Positive Money has today released a report showing that the European Central Bank’s Quantitative Easing programme will fail to deliver the type of recovery that the Eurozone needs. Instead the ECB should create new money and inject this money into the real economy rather than the financial markets. Actually, our estimates indicate that putting newly created money into the real economy could be up to 14 times more effective at growing the economy than conventional QE.
Key points of the Paper
- The ECB’s quantitative easing programme has been ineffective in delivering its primary objectives of producing higher spending, higher inflation and a return to economic growth
- This is because it relies on incentivising the banking sector to increase lending. This is unlikely to happen because banks are focused on repairing their balance sheets
- There are several proposals for how “QE for People” or “monetary financing” could direct new money into the real economy
- These alternative monetary policy mechanisms can be expected to be many times more effective than QE in boosting demand and output
“Classic” QE is an ineffective tool
To date, the ECB’s attempts to stimulate spending and aggregate demand have had limited success. The ECB has therefore chosen to replicate the Quantitative Easing (QE) policies used by Japan, the UK and the US. Between March 2015 and September 2016, the ECB will create €1.1 trillion of new central bank money and use this to purchase government bonds (and other asset-backed securities and covered bonds) from the financial markets. The ECB hopes that this process will result in higher spending, higher inflation, and a return to economic growth. But the channels through which QE works are weak and uncertain.
The ECB’s QE programme is intended to boost spending by incentivising the banking sector to increase lending and enticing households and businesses to borrow more. The success of the QE programme depends upon the private sector taking on more debt. But the banking sector is reluctant to expand its volume of lending, as it is presently preoccupied with repairing its balance sheet.
Bank lending is also demand-constrained: weak growth, low economic confidence, meagre potential for business expansion, and substantially high levels of unemployment mean that the private sector is more concerned with paying down existing loans than taking out new ones. It is highly unlikely that there will be a substantial increase in the level of private-sector borrowing, so this approach to generating a recovery in the Eurozone would almost certainly be ineffective.
If the Eurozone needs an economic stimulus to boost employment, output and a return to growth, then QE is the wrong tool to use.
There is an alternative
The QE for People campaign argues for an alternative approach to a Eurozone stimulus, in which the ECB still creates new money, but injects this money into the real economy rather than the financial markets.
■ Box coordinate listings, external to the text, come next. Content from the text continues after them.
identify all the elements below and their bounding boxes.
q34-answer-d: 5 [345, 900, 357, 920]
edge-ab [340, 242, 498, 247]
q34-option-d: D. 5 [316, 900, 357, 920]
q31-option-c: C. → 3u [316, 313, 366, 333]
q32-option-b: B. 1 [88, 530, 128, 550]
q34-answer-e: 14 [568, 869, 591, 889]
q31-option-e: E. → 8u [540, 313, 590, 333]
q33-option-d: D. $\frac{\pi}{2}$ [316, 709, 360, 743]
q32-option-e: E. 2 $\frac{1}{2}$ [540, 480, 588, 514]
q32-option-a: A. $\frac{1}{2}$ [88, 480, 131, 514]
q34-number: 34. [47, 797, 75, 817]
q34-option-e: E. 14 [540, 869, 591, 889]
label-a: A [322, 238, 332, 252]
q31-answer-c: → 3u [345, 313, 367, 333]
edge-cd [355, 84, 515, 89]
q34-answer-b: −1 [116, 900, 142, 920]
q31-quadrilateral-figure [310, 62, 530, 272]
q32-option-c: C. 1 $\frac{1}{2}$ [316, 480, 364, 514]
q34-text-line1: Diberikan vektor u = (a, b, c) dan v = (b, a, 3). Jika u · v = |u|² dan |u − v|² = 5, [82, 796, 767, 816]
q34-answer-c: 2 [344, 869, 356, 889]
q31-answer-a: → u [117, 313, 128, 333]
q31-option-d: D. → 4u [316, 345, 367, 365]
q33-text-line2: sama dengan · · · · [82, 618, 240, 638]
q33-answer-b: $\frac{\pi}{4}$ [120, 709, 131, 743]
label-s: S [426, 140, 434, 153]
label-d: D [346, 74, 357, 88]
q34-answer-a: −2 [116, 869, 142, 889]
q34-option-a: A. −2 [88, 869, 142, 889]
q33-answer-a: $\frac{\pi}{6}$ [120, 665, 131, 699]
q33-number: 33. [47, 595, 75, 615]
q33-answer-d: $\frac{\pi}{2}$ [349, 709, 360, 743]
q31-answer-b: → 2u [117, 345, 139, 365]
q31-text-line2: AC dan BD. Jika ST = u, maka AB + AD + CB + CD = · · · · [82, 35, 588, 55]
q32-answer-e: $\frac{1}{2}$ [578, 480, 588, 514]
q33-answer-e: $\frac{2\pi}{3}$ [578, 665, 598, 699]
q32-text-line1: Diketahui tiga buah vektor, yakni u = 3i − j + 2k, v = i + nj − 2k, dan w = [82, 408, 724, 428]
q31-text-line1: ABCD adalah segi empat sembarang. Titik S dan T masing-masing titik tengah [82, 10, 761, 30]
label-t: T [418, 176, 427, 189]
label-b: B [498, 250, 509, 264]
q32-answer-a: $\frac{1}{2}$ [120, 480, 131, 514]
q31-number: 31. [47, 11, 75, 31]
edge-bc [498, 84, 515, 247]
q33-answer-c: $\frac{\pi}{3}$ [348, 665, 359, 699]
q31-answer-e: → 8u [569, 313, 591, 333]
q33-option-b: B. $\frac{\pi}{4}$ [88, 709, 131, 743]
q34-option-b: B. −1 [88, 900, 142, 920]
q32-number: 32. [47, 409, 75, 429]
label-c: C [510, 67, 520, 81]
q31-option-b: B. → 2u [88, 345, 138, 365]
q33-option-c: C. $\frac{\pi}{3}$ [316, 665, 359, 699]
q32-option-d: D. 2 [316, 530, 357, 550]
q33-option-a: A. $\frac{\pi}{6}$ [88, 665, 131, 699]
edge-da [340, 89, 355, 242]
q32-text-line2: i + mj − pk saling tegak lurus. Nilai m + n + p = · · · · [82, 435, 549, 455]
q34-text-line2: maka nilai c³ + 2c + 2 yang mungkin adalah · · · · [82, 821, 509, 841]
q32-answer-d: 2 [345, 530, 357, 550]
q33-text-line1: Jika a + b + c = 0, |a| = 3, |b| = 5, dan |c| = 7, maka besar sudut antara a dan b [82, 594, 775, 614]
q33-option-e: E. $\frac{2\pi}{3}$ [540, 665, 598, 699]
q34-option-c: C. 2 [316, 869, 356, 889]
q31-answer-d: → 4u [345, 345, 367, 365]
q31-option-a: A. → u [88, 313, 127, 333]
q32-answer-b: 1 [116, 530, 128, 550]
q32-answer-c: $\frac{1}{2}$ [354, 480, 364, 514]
There are several options for how monetary financing could boost demand in the real economy. Two examples are:
- The ECB could transfer newly created money to the Eurozone national governments. These governments would then use the newly created funds to increase their spending. This additional spending could, for example, be focused on ‘green’ infrastructure projects.
- The newly created money could be distributed equally between every citizen of the Eurozone. This type of “citizen’s dividend” would put additional purchasing power directly into people’s pockets.
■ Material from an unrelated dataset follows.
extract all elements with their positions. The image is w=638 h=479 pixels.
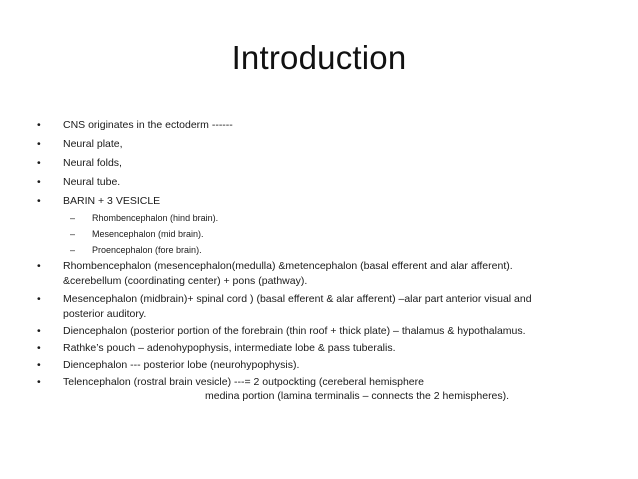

Both of these proposals have significant benefits when compared to the ECB’s current QE programme. They would:
- boost aggregate demand without relying on households and businesses to borrow more, and therefore would not cause a rise in already-high private sector debt. It would therefore compensate for the reduction in total spending caused by private sector deleveraging.
- it would also increase the net financial assets held by the private sector, while the additional spending boosts private sector income and reduces the private sector’s debt-to-income ratio. These two effects increase financial stability.
In simple terms, QE works by flooding financial markets with billions of euros and hoping that some of it ‘trickles down’ to the real economy. In contrast, monetary financing is a tool that would grant policymakers greater macro-economic control over the real economy; and would also ensure that the benefits of central bank money creation are more evenly distributed. Similarly, unlike QE, monetary financing for the real economy avoids the risk of creating destabilising asset bubbles, and thus makes the recovery more sustainable in the long run.
The projected impact
Monetary financing for the real economy can be expected to be many times more effective than QE in boosting demand and output. For the Eurozone, statistical analysis of income and consumption patterns suggests that €100 billion of newly created money distributed to citizens would lead to an increase in GDP of around €232 billion. Using IMF fiscal multipliers, our empirical analysis further suggests that using the money to fund a €100 billion increase in public investment would reduce unemployment by approximately one million, and could be between 2.5 to 12 times more effective at stimulating GDP than current QE.
These figures are estimates and not certain predictions, but it is clear that if the ECB wishes to boost employment and meet its inflation target, then it would be better off using the ECB’s powers to create money to either finance public expenditure or distribute new money directly to citizens.
QE will fail to deliver benefits for ordinary people in the Eurozone. What is needed now is an alternative approach that puts new money directly into the real economy.